Doi Inthanon National Park - Chiang Mai
Chedis at Top of Doi Intanon
Doi Inthanon National Park covers a vast area and is home to Thailand's highest mountain. Doi Intanon is cool year-round and spawns the Mae Klang, Mae Pako, Mae Pawn, Mae Ya, Mae Cham and Mae Khan rivers.
The mountain's forested slopes include evergreen, pine forest and mixed deciduous teak & mountain pine. Doi Intanon also has some appealing waterfalls
Mae Ya Falls
Mae Ya waterfall is thought to be the highest in Thailand and is well worth the extra effort to get there. It can be described as a large volume of water rushing down an ever-widening series of steps (about 80 meters in length) to crash onto the rocks below. That's to say it isn't a vertical free-faller like most waterfalls. It's a photographic favorite so don't forget the camera. Check out a park map for details how to get there.
(Km 9) This impressive limestone cave has a gigantic entrance chamber and tower, then further along a second chamber (nearly as big as the first) with a skylight opening to the surface. A one-hour's walk from the main road will get you there.

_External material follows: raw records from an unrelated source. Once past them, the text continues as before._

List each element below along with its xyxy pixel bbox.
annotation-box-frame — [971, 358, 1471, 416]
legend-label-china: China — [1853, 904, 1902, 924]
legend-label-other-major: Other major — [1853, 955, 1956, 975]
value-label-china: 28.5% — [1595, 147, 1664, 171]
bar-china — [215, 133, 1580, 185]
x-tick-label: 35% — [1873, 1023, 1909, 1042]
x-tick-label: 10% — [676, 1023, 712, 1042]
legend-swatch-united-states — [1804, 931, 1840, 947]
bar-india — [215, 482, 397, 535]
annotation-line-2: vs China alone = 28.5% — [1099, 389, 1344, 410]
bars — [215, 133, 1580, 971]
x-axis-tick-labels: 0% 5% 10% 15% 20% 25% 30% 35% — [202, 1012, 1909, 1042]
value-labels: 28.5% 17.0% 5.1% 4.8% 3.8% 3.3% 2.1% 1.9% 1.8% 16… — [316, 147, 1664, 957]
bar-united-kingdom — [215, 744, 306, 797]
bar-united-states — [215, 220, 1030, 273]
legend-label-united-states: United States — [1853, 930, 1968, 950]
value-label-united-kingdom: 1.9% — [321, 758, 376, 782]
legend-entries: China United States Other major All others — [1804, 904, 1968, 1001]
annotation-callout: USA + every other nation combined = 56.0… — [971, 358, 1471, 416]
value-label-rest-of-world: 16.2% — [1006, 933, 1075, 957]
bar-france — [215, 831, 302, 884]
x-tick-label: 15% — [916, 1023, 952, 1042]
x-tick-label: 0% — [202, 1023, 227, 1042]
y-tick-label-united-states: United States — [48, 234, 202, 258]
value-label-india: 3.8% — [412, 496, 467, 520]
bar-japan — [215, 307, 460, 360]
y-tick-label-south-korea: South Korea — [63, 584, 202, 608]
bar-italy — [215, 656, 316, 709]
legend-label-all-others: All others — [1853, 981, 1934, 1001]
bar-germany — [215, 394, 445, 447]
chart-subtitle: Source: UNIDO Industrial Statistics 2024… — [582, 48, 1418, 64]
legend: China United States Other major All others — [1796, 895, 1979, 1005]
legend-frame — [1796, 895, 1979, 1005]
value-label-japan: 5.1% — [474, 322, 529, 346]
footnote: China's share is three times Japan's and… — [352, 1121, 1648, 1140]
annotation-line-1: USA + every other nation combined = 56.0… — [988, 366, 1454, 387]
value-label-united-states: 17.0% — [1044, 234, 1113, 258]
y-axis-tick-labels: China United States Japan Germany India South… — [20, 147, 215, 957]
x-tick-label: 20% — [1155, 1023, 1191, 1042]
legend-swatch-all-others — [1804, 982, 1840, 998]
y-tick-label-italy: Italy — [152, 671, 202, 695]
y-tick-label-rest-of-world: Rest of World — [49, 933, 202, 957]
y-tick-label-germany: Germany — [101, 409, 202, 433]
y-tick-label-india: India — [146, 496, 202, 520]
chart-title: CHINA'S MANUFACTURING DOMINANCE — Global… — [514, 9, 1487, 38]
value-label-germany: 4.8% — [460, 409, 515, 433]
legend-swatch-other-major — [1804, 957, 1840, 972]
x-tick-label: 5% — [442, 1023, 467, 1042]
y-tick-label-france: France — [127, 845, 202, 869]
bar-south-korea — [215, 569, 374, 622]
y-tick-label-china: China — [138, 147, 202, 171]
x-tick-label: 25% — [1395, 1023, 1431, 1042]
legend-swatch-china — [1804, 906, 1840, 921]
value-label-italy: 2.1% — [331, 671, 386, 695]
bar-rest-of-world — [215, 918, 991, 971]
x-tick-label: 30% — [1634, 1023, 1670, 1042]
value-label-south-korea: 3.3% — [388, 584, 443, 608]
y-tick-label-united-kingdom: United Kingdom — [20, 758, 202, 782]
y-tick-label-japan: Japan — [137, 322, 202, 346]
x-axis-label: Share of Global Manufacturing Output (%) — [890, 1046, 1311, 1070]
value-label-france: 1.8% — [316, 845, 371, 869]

(Km 30.8) The headquarters building has a small camping space and the Hmong village of Ban Khun Klang is also nearby. There is a bungalow compound located at the back. At Km 30.4 there is a paved turn off that takes you to Siriphum. An excellent view of Siriphum can also be enjoyed by walking or cycling along the track which forks left from the main road just beyond the entrance to the guest house compound. The falls are actually twins - two parallel plumes of cascading water named after King Bhumibol and Queen Sirikit.
Gew Mae Pan Trail
Ah, now here's a must for anyone who likes nature trails. Perhaps the most rewarding walk in the park is a new trail which begins a short distance up the main summit road from Napamaytanidol Chedi (see park map). This trail is set along an untouched natural evergreen forest.
The bird life here is abundant, including the Green-Tailed Sunbird which is only found here, so don't forget the binoculars. Before hitting the trail, permission must be sought at park Headquarters. Sounds like hassle but it's just a simple formality. Allow around two hours to complete the trail with camera stops.
Summit of Doi Intanon
(Km 48) The drive to the summit offers some excellent views, especially during the dry season. When you reach the summit be sure to take a look at the King Inthawidhayanon Stupa, and don't forget to read the translated inscription on the marble plaque nearby.
On the main road and opposite the summit Ranger Station is a sign in Thai marking a short, self-guided nature trail which descends to a bog in a small karst depression. The boggy area at the bottom is a good location for bird-watching.
The Mae Chaem Road
Branching off the main summit road at Km 38, the first kilometer travels through some lush mountain forest and then comes out into the open and follows a descending ridge with more excellent views. Makes a nice break from the main summit route.
Mae Pan Area
Here's another little gem you might not read elsewhere. At Km 6.6 on the Mae Chaem road is the turn-off to Mae Pan Waterfall. It is marked by a sign so you can't miss it.
The access road is dirt and descends about two kilometers to the Ranger Station where you will find a campground. This area is quiet and well off the beaten track.
From the ranger station there is an excellent loop hike of 1.5 to 2 hours through untouched terrain with small waterfalls and tumbling creeks along most of the route. Visitors can walk the 800 meters to Mae Pan Falls and back again, as well as the 200 meters to Huai Sai Luang Falls just beyond the campground. Both of these trails are clear and well looked after.